Diante de um novo escândalo envolvendo as forças de “paz” em abusos sexuais, a ONU se viu obrigada a emitir um comunicado em 30 de março, explicando que enviou uma equipe especial a zona para investigar os fatos.

“Ainda estão sendo determinados o número exato e a natureza destas acusações extremamente preocupantes. A equipe identificou os contingentes em questão como os proporcionados por Burundi y Gabón. Argumentos apresentados contra as forças francesas Sangaris na mesma zona também estão sendo investigados. “Supostas vítimas estão sendo entrevistadas e será proporcionado a elas a assistência e o apoio psicossocial e médico”.

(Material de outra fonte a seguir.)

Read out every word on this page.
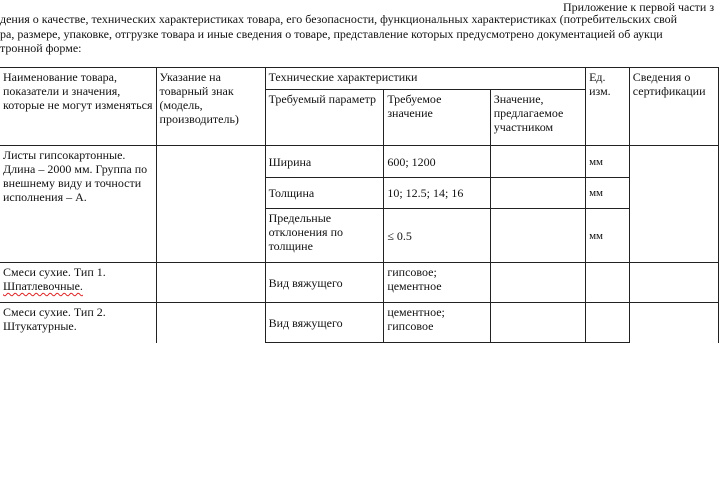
Приложение к первой части з
дения о качестве, технических характеристиках товара, его безопасности, функциональных характеристиках (потребительских свой
ра, размере, упаковке, отгрузке товара и иные сведения о товаре, представление которых предусмотрено документацией об аукци
тронной форме:
Наименование товара, показатели и значения, которые не могут изменяться	Указание на товарный знак (модель, производитель)	Технические характеристики			Ед. изм.	Сведения о сертификации
		Требуемый параметр	Требуемое значение	Значение, предлагаемое участником		
Листы гипсокартонные. Длина – 2000 мм. Группа по внешнему виду и точности исполнения – А.		Ширина	600; 1200		мм	
		Толщина	10; 12.5; 14; 16		мм	
		Предельные отклонения по толщине	≤ 0.5		мм	
Смеси сухие. Тип 1.
Шпатлевочные.		Вид вяжущего	гипсовое; цементное			
Смеси сухие. Тип 2. Штукатурные.		Вид вяжущего	цементное; гипсовое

Estes abusos se somam aos numerosos casos que já foram denunciados nos últimos
meses e que estão sendo protagonizados por militares franceses.

Em 17 de dezembro de 2015 foram conhecidas as conclusões de um painel independente que investigou as denuncias de abuso sexual de menores por parte de soldados franceses na República Centro-africana, ocorridas em 2014. Segundo esta investigação, as Nações Unidas não deram nenhuma resposta em relação às denuncias das vítimas de abusos, e permitiram que esses abusos continuassem.

O estudo confirmou a veracidade das denúncias que já eram conhecidas há mais de um ano. Meninos de até 9 anos de idade eram violados e abusados por soldados franceses em troca de dinheiro ou comida, em meio a uma situação de guerra e desespero. As principais acusações pesam sobre o comando Frances da operação Sangaris, que opera na zona sob autorização do conselho de segurança da ONU.

O informe do painel de investigação aponta que os funcionários da ONU não prestaram atenção às denuncias de abuso sexual com as crianças por uma questão de “interesses políticos” do governo francês. Quer dizer, houve uma ocultação intencional das denuncias.